Can two elliptic isometries generate a free group

free-groupsgroup-theoryhyperbolic-geometry

Standard applications of the ping-pong lemma can be used to show that two hyperbolic isometries or two parabolic isometries of $\mathbb{H}^2$ generate a free group. (Assuming they have disjoint fixed points and after passing to high enough powers, of course.)

I'm wondering if it's ever possible for two elliptic isometries to generate a free group (rank $2$). Clearly they would have to be irrational rotations about different fixed points. The action of each rotation on the boundary of $\mathbb{H}^2$ has dense orbits, so the standard ping-pong argument doesn't go through.

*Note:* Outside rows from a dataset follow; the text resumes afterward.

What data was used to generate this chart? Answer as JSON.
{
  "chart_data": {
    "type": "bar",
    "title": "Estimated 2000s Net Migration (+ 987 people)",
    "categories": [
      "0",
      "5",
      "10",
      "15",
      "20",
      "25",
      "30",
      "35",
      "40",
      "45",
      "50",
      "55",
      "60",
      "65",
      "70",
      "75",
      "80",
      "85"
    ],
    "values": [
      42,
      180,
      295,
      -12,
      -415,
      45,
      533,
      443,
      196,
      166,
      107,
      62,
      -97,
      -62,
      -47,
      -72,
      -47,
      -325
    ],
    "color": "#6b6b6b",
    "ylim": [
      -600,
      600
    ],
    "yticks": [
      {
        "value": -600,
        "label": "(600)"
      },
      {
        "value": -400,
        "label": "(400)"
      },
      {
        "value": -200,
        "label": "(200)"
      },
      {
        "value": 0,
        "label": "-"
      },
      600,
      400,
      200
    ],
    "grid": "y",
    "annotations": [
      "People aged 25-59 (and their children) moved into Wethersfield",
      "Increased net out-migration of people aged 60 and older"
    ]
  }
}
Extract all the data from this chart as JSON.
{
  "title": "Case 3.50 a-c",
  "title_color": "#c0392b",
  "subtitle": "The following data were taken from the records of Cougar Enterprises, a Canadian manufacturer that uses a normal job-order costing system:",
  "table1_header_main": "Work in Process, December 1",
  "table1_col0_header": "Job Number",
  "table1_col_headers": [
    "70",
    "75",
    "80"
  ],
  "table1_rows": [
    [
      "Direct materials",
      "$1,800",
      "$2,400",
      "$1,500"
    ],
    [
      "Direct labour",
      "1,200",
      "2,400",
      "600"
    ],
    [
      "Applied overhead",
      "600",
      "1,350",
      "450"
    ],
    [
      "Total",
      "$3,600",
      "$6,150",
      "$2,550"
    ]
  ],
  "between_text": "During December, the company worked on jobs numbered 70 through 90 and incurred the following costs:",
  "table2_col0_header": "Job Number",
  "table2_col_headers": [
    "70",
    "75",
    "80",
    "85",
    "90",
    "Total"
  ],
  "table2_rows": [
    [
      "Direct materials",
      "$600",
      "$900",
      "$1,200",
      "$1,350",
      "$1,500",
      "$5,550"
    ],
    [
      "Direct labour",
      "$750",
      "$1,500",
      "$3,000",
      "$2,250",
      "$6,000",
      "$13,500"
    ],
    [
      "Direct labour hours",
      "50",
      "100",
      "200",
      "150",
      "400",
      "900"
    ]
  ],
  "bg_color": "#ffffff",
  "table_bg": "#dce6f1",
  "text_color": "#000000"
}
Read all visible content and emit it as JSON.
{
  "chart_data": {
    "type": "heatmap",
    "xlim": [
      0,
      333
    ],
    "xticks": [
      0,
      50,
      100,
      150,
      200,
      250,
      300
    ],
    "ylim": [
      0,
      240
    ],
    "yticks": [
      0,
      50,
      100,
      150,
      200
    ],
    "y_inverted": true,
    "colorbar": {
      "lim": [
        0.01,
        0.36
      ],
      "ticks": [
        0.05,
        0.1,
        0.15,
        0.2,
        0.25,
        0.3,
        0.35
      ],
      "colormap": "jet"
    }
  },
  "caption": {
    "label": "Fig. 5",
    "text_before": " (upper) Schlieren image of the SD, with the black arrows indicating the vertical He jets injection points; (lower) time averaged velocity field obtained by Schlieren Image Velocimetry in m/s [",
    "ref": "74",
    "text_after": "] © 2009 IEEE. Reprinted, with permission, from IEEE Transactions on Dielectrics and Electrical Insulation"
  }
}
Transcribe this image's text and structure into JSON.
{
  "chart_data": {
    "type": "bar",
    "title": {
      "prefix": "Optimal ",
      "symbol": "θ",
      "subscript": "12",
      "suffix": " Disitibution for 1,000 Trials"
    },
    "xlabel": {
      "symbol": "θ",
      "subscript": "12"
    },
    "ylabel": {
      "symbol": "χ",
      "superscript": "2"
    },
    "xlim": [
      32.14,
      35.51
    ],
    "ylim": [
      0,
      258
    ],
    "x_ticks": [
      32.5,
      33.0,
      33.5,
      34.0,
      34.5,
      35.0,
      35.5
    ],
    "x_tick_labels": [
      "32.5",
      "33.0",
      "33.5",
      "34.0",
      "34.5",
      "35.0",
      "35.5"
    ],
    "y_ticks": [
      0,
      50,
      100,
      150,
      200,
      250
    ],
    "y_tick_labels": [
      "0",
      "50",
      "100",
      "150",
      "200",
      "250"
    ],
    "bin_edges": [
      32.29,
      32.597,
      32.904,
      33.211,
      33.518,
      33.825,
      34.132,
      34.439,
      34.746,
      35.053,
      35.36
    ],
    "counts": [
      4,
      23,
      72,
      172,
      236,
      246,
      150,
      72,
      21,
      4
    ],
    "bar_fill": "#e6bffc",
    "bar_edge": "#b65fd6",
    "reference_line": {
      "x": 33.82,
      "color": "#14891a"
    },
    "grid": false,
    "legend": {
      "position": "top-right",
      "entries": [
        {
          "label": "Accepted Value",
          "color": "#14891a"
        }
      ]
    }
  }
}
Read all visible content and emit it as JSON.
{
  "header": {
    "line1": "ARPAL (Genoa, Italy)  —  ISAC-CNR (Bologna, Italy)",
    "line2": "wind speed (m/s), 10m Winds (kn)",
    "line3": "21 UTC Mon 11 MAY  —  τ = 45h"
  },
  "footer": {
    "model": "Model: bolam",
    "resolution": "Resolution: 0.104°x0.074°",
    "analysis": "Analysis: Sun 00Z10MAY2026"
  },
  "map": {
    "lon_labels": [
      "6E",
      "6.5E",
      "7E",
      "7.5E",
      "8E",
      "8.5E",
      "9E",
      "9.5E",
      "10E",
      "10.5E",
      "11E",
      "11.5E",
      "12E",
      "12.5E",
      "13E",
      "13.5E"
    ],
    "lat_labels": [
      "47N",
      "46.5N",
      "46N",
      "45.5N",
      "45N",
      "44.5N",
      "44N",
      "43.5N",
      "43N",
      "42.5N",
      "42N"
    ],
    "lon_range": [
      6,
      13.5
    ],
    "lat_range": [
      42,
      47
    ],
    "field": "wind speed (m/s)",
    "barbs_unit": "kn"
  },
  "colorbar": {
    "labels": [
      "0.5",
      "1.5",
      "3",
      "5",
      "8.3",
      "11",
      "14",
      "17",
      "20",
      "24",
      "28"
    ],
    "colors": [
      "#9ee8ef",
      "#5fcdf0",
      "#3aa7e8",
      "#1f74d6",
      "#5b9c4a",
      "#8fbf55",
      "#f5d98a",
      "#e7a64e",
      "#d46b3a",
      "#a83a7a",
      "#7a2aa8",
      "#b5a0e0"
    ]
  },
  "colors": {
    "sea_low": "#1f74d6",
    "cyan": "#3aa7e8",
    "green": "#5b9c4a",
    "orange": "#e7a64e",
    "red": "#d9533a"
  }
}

If they don't generate a free group, is there a (preferably geometric) way to see where a relation would come from?

Best Answer

Here is an indirect proof. Let $G$ denote $SL(2, {\mathbb R})$. Then given any nonempty reduced word $w$ in the alphabet $\{x_1^{\pm 1}, x_2^{\pm 1}\}$, we have a map $$ P_w: G\times G\to G $$ sending $(g_1, g_2)$ to $w(g_1, g_2)$ (you substitute $g_i$ for $x_i$, $i=1, 2$). The map $P_w$ is polynomial in terms of the matrix coefficients of $g_1, g_2$. Since $P_w^{-1}(\{\pm 1\})\ne G\times G$ (as $G$ contains rank 2 free subgroups), it follows that each $X_w=P_w^{-1}(\{\pm 1\})$ is a closed subset with empty interior in $G\times G$. Thus, by Baire's theorem, the union $$ X:= \bigcup_{w} X_w $$ has empty interior in $G\times G$. (The union is taken over all nonempty reduced words $w$.) The subset $E\subset G$ consisting of matrices projecting to nontrivial elliptic elements of $PSL(2, {\mathbb R})$ is open (and, of course, nonempty). It follows that $E\times E$ has nonempty intersection with $$ G\times G \setminus X. $$ Every $(g_1, g_2)\in E\times E \setminus X$ will project to a pair of elliptic isometries of ${\mathbb H}^2$ generating a free subgroup of rank 2 in $PSL(2, {\mathbb R})$.